Nova bactéria ligada ao “mal do olho” exige atenção no rebanho

Uma nova bactéria, chamada Moraxella tarda, foi identificada em bovinos com sinais iniciais de ceratoconjuntivite infecciosa bovina (CIB), o “mal do olho”. A descoberta muda a leitura de um surto: vacina aplicada não dispensa observar os animais, conter a transmissão e buscar diagnóstico veterinário.

A espécie foi isolada da mucosa nasal de bovinos Hereford. O estudo confirmou identidade genômica própria, mas ainda não transformou a bactéria em teste rápido, vacina comercial ou protocolo de tratamento para uso na fazenda.

Bovino com olho lacrimejante em instalação de manejo, imagem contextual sobre o mal do olho
Bovino com sinal ocular associado à ceratoconjuntivite infecciosa. A foto é contextual e não identifica a espécie bacteriana.

O que a descoberta confirma

A CIB não depende de um único agente em todos os rebanhos. A Moraxella bovis é conhecida como agente clássico, mas outras espécies já foram encontradas em quadros clínicos. A nova M. tarda amplia esse mapa.

Nas análises, a bactéria apresentou apenas 77% a 79% de semelhança genética com espécies próximas. O artigo científico também descreve crescimento visível mais lento em laboratório, com colônias aparecendo por volta de 48 horas, em vez de 24 horas.

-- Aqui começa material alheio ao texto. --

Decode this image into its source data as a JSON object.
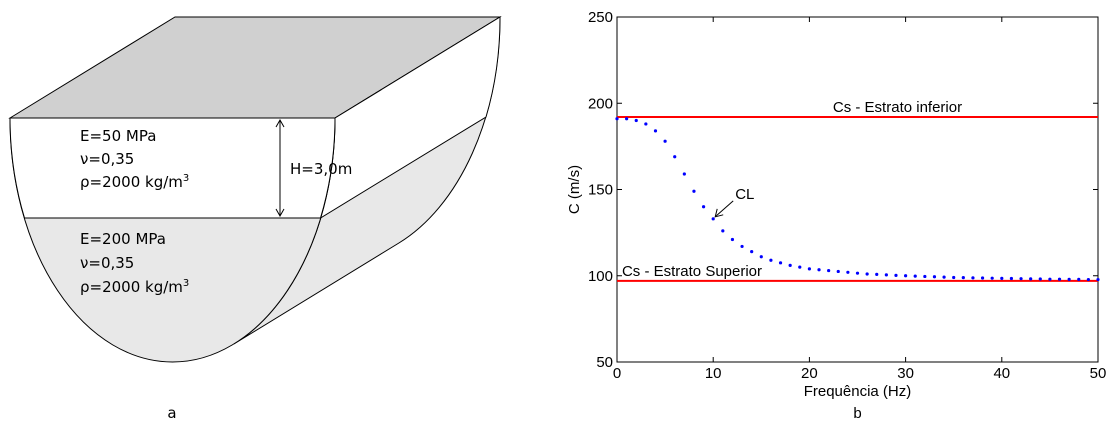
{
  "diagram": {
    "upper_layer": {
      "E": "E=50 MPa",
      "nu": "ν=0,35",
      "rho": "ρ=2000 kg/m",
      "rho_exp": "3"
    },
    "lower_layer": {
      "E": "E=200 MPa",
      "nu": "ν=0,35",
      "rho": "ρ=2000 kg/m",
      "rho_exp": "3"
    },
    "thickness": "H=3,0m",
    "label": "a"
  },
  "chart_data": {
    "type": "line",
    "panel_label": "b",
    "xlabel": "Frequência (Hz)",
    "ylabel": "C (m/s)",
    "xlim": [
      0,
      50
    ],
    "xticks": [
      0,
      10,
      20,
      30,
      40,
      50
    ],
    "ylim": [
      50,
      250
    ],
    "yticks": [
      50,
      100,
      150,
      200,
      250
    ],
    "series": [
      {
        "name": "Cs - Estrato inferior",
        "color": "#ff0000",
        "style": "line",
        "x": [
          0,
          50
        ],
        "values": [
          192,
          192
        ]
      },
      {
        "name": "Cs - Estrato Superior",
        "color": "#ff0000",
        "style": "line",
        "x": [
          0,
          50
        ],
        "values": [
          97,
          97
        ]
      },
      {
        "name": "CL",
        "color": "#0000ff",
        "style": "dots",
        "x": [
          0,
          1,
          2,
          3,
          4,
          5,
          6,
          7,
          8,
          9,
          10,
          11,
          12,
          13,
          14,
          15,
          16,
          17,
          18,
          19,
          20,
          21,
          22,
          23,
          24,
          25,
          26,
          27,
          28,
          29,
          30,
          31,
          32,
          33,
          34,
          35,
          36,
          37,
          38,
          39,
          40,
          41,
          42,
          43,
          44,
          45,
          46,
          47,
          48,
          49,
          50
        ],
        "values": [
          191,
          191,
          190,
          188,
          184,
          178,
          169,
          159,
          149,
          140,
          133,
          126,
          121,
          117,
          114,
          111,
          109,
          107.5,
          106,
          105,
          104,
          103.5,
          103,
          102.5,
          102,
          101.5,
          101,
          100.8,
          100.5,
          100.2,
          100,
          99.8,
          99.6,
          99.4,
          99.2,
          99,
          98.9,
          98.8,
          98.7,
          98.6,
          98.5,
          98.4,
          98.3,
          98.2,
          98.1,
          98,
          98,
          97.9,
          97.9,
          97.8,
          97.8
        ]
      }
    ]
  }
}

Isso tem valor para a pesquisa e para o laboratório. Não significa que todo bovino com olho vermelho tenha M. tarda, nem que um tratamento usado hoje deixou de funcionar. A associação encontrada ainda precisa ser estudada em mais surtos e condições.

O que olhar no lote

  • lacrimejamento persistente, olho semicerrado e incômodo com a luz;
  • vermelhidão, secreção e mancha ou úlcera na córnea;
  • bezerros e animais de raças taurinas apartados do restante com sinais suspeitos;
  • queda de apetite, menor ganho de peso e dificuldade para encontrar cocho ou água;
  • moscas, poeira, capim alto e lotação que aumentem irritação e contato entre animais.

O olho esbranquiçado, fechado ou com úlcera pede atendimento rápido. A dor aumenta e a lesão pode avançar. Não pingue colírio humano, não fure a córnea e não escolha antibiótico pela sobra do armário. O medicamento, a via e o período de carência dependem da avaliação do veterinário.

Vacina não autoriza relaxar o manejo

A pesquisa levanta a possibilidade de vacinas polivalentes no futuro, mas não entregou uma nova vacina para compra. Até que isso aconteça, confira a bula do produto usado, o calendário definido para o rebanho, a conservação e o registro das aplicações. A proteção esperada também depende dos agentes incluídos e das condições do lote.

Durante um surto, separe os doentes, reduza poeira e examine os companheiros de lote todos os dias. Controle de moscas, sombra, água limpa e menor agressão por pasto seco ajudam a reduzir pressão sobre o olho, mas não substituem diagnóstico nem curativo.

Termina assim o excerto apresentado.